Era de Vinnie, ele tinha avisado que estava aqui. Ou sendo sincera algumas casas antes, meu pai faria um escândalo se o visse. Sendo sincera se visse qualquer garoto. Atitude ridícula, porém eu não poderia esperar nada de alguém que destruiu a minha infância e os meus possíveis e antigos relacionamentos fracassados, e que nem foram devidamente engatados.

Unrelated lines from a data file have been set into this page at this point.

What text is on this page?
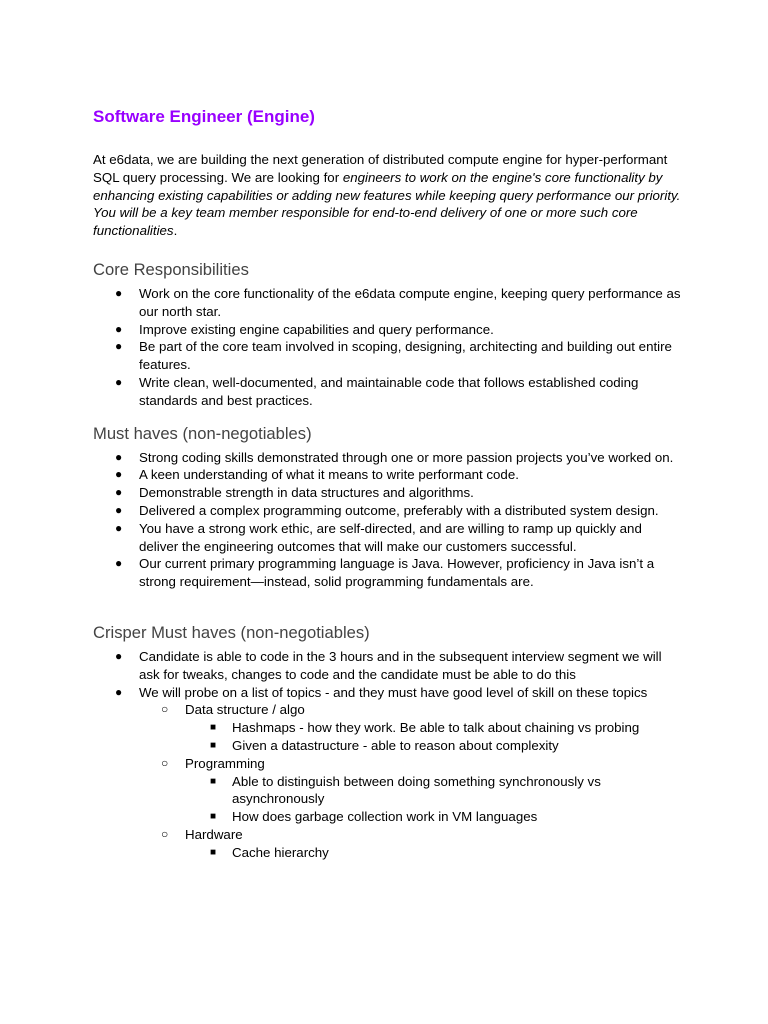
Software Engineer (Engine)

At e6data, we are building the next generation of distributed compute engine for hyper-performant SQL query processing. We are looking for engineers to work on the engine's core functionality by enhancing existing capabilities or adding new features while keeping query performance our priority. You will be a key team member responsible for end-to-end delivery of one or more such core functionalities.

Core Responsibilities
● Work on the core functionality of the e6data compute engine, keeping query performance as our north star.
● Improve existing engine capabilities and query performance.
● Be part of the core team involved in scoping, designing, architecting and building out entire features.
● Write clean, well-documented, and maintainable code that follows established coding standards and best practices.
Must haves (non-negotiables)
● Strong coding skills demonstrated through one or more passion projects you’ve worked on.
● A keen understanding of what it means to write performant code.
● Demonstrable strength in data structures and algorithms.
● Delivered a complex programming outcome, preferably with a distributed system design.
● You have a strong work ethic, are self-directed, and are willing to ramp up quickly and deliver the engineering outcomes that will make our customers successful.
● Our current primary programming language is Java. However, proficiency in Java isn’t a strong requirement—instead, solid programming fundamentals are.
Crisper Must haves (non-negotiables)
● Candidate is able to code in the 3 hours and in the subsequent interview segment we will ask for tweaks, changes to code and the candidate must be able to do this
● We will probe on a list of topics - and they must have good level of skill on these topics
○ Data structure / algo
■ Hashmaps - how they work. Be able to talk about chaining vs probing
■ Given a datastructure - able to reason about complexity
○ Programming
■ Able to distinguish between doing something synchronously vs asynchronously
■ How does garbage collection work in VM languages
○ Hardware
■ Cache hierarchy
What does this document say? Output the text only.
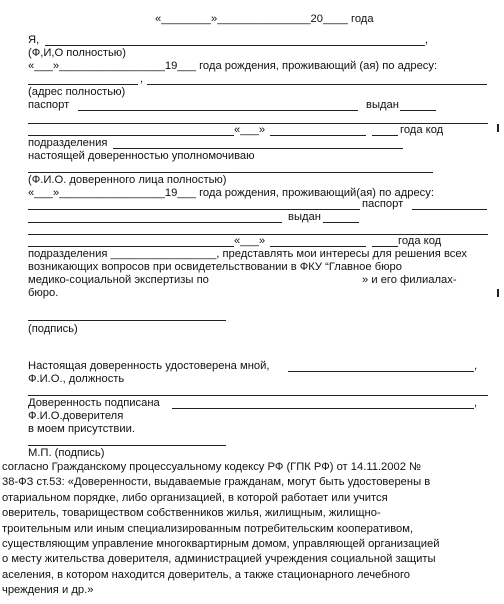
«________»_______________20____ года
Я,	,
(Ф,И,О полностью)
«___»_________________19___ года рождения, проживающий (ая) по адресу:
,
(адрес полностью)
паспорт	выдан
«___»	года код
подразделения
настоящей доверенностью уполномочиваю
(Ф.И.О. доверенного лица полностью)
«___»_________________19___ года рождения, проживающий(ая) по адресу:
паспорт
выдан
«___»	года код
подразделения _________________, представлять мои интересы для решения всех
возникающих вопросов при освидетельствовании в ФКУ “Главное бюро
медико-социальной экспертизы по	» и его филиалах-
бюро.
(подпись)
Настоящая доверенность удостоверена мной,	,
Ф.И.О., должность
Доверенность подписана	,
Ф.И.О.доверителя
в моем присутствии.
М.П. (подпись)
согласно Гражданскому процессуальному кодексу РФ (ГПК РФ) от 14.11.2002 №
38-ФЗ ст.53: «Доверенности, выдаваемые гражданам, могут быть удостоверены в
отариальном порядке, либо организацией, в которой работает или учится
оверитель, товариществом собственников жилья, жилищным, жилищно-
троительным или иным специализированным потребительским кооперативом,
существляющим управление многоквартирным домом, управляющей организацией
о месту жительства доверителя, администрацией учреждения социальной защиты
аселения, в котором находится доверитель, а также стационарного лечебного
чреждения и др.»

Troquei os brincos dos furos em minhas orelhas depois de limpar ela e os brincos. Apesar de saber que deveria correr e sair de casa. Não consegui resistir, precisava usar os brincos novos dos outros furos.

Fitei a garota do espelho e senti orgulho e nervosismo. Tirei uma foto no espelho e mandei para mamãe, porque no futuro eu queria me recordar desse dia e de como tudo foi, do que aconteceu depois, mesmo que as chances de serem trágicas fosse imensas. Uma vez com fotos para relembrar esse dia disparei do quarto, para as escadas ao som da televisão alta.

- Onde você pensa que vai, Liana? - A voz dura do meu pai me parou. Encarei a cabeça dele iluminada pela luz da grande televisão da sala.

- Eu vou sair com alguns amigos, é o meu aniversário pai. - esclareci em uma mentira, aquelas eram as primeiras palavras que trocávamos hoje e ele vinha com essa dureza e asperez, como se eu estivesse fazendo algo errado. Ele sequer tinha se lembrado do meu aniversário e queria saber onde eu ia, como se importasse.

- Foda-se o seu aniversário. Você não vai. - franzi o cenho e levantei um pouco mais a cabeça. Respirei fundo e girei a maçaneta da porta.

- Eu não estou pedindo permissão, pai, estou lhe comunicando. - ele se levantou na mesma hora e se virou para me encarar. - Deixei comida pronta na geladeira.

- Liana, volte aqui!

Passei pela porta e a tranquei apenas para poder correr pelo jardim morto chegando na calçada e procurando pelo carro de Vinnie. O encontrei quando escutei o som de uma buzina. A voz de papai agora era distante.

Atravessei a rua e bati duas vezes na janela, nervosa e com medo do meu pai estar saindo para tentar me impedir. Depois de alcançar a maioridade eu me recusava a ter que ver meu pai ou qualquer um decidir onde eu vou ou não. Eu não precisava de permissão alguma.

Bati outra vez na porta e vi o corpo de Vinnie se mexendo. Ele destrancou a porta e eu entrei devagar e receosa em seu carro, gelado por causa ar condicionado. Os olhos dele encontraram os meus e tudo ao meu redor sumiu, meu coração disparou, tive falta de ar e as minhas pernas estremecem.

E com apenas um olhar, eu já era dele.